To ensure you have adequate funds, it’s important to estimate your financial needs before starting a new business. The first step is to figure out your expenses. These can be divided into one-time start-up costs and recurring expenses.
Add up Costs
One-time costs may include such items as legal and professional costs for incorporating or registering your business; starting inventory; license and permit fees; office supplies and equipment; long-term assets, such as machinery, a vehicle or real estate; consulting services; and website design.
Recurring expenses will include such items as salaries, rent or lease payments, raw materials, marketing costs, office and plant overhead, financing costs, maintenance and professional fees.
Once you’ve determined your initial and follow-on expenses, you will need to estimate how much money you will have at your disposal.
Calculate your Financial Resources
Estimate how much starting capital you will have and the amount of revenue you’ll be able to generate each month during the start-up period. To calculate the latter, research your potential market and industry averages to come up with realistic numbers.
Now, plug your estimated financial resources and your estimated expenses into a set of financial projections for your business. A quick examination of your projections will show if you’ll have a financial shortfall.

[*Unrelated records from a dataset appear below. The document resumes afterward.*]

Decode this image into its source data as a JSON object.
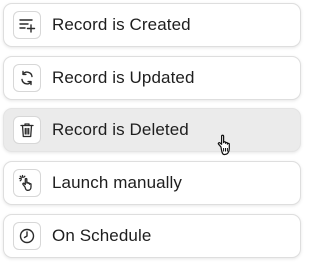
{
  "triggers": [
    {
      "label": "Record is Created",
      "icon": "list-add-icon",
      "state": "default"
    },
    {
      "label": "Record is Updated",
      "icon": "refresh-icon",
      "state": "default"
    },
    {
      "label": "Record is Deleted",
      "icon": "trash-icon",
      "state": "hovered"
    },
    {
      "label": "Launch manually",
      "icon": "tap-icon",
      "state": "default"
    },
    {
      "label": "On Schedule",
      "icon": "clock-icon",
      "state": "default"
    }
  ],
  "colors": {
    "text": "#1e1e1e",
    "card_border": "#dedede",
    "hover_background": "#ebebeb",
    "icon_stroke": "#2b2b2b"
  }
}
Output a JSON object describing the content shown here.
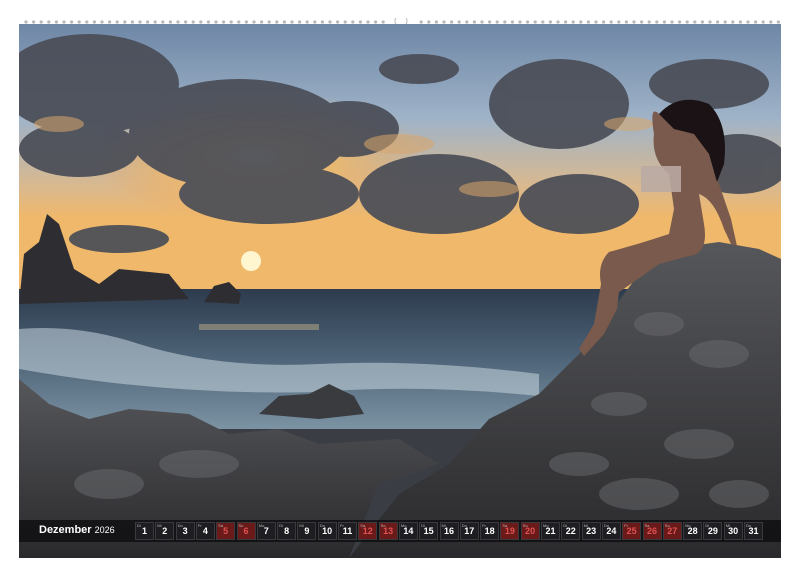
{
  "calendar": {
    "month": "Dezember",
    "year": "2026",
    "days": [
      {
        "d": "1",
        "wd": "Di",
        "we": false
      },
      {
        "d": "2",
        "wd": "Mi",
        "we": false
      },
      {
        "d": "3",
        "wd": "Do",
        "we": false
      },
      {
        "d": "4",
        "wd": "Fr",
        "we": false
      },
      {
        "d": "5",
        "wd": "Sa",
        "we": true
      },
      {
        "d": "6",
        "wd": "So",
        "we": true
      },
      {
        "d": "7",
        "wd": "Mo",
        "we": false
      },
      {
        "d": "8",
        "wd": "Di",
        "we": false
      },
      {
        "d": "9",
        "wd": "Mi",
        "we": false
      },
      {
        "d": "10",
        "wd": "Do",
        "we": false
      },
      {
        "d": "11",
        "wd": "Fr",
        "we": false
      },
      {
        "d": "12",
        "wd": "Sa",
        "we": true
      },
      {
        "d": "13",
        "wd": "So",
        "we": true
      },
      {
        "d": "14",
        "wd": "Mo",
        "we": false
      },
      {
        "d": "15",
        "wd": "Di",
        "we": false
      },
      {
        "d": "16",
        "wd": "Mi",
        "we": false
      },
      {
        "d": "17",
        "wd": "Do",
        "we": false
      },
      {
        "d": "18",
        "wd": "Fr",
        "we": false
      },
      {
        "d": "19",
        "wd": "Sa",
        "we": true
      },
      {
        "d": "20",
        "wd": "So",
        "we": true
      },
      {
        "d": "21",
        "wd": "Mo",
        "we": false
      },
      {
        "d": "22",
        "wd": "Di",
        "we": false
      },
      {
        "d": "23",
        "wd": "Mi",
        "we": false
      },
      {
        "d": "24",
        "wd": "Do",
        "we": false
      },
      {
        "d": "25",
        "wd": "Fr",
        "we": true
      },
      {
        "d": "26",
        "wd": "Sa",
        "we": true
      },
      {
        "d": "27",
        "wd": "So",
        "we": true
      },
      {
        "d": "28",
        "wd": "Mo",
        "we": false
      },
      {
        "d": "29",
        "wd": "Di",
        "we": false
      },
      {
        "d": "30",
        "wd": "Mi",
        "we": false
      },
      {
        "d": "31",
        "wd": "Do",
        "we": false
      }
    ]
  },
  "colors": {
    "weekday_cell": "#1e1e22",
    "holiday_cell": "#6b1a1a",
    "holiday_text": "#e05252",
    "sky": "#8fa7c0",
    "sun": "#ffd36b"
  }
}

To meet any gap in funds, here are sources you can tap:
1. Personal investment
Most start-ups require some personal investment by the entrepreneur—either cash or personal assets used as collateral to secure financing. If you foresee a cash shortfall, you may need to dig deeper into your personal assets.
2. Friends and family
Many new entrepreneurs rely on capital from family and friends (sometimes known as “love money”). Family and friends often don’t mind waiting to be repaid until profits start rolling in, but it can be challenging to mix business with personal relationships.
3. Debt financing
Lenders offer various types of debt financing including term loans and lines of credit. Some lenders offer loans specifically designed for new business ventures that come with flexible repayment terms.
4. Outside equity financing
Businesses with high growth potential may be able to secure start-up money from angel investors, business incubators (also known as accelerators) or venture capital funds. Funds from these sources are usually given in exchange for an equity position in the company.
5. Grants and subsidies
Some companies may be eligible for government grants and subsidies to help with start-up costs.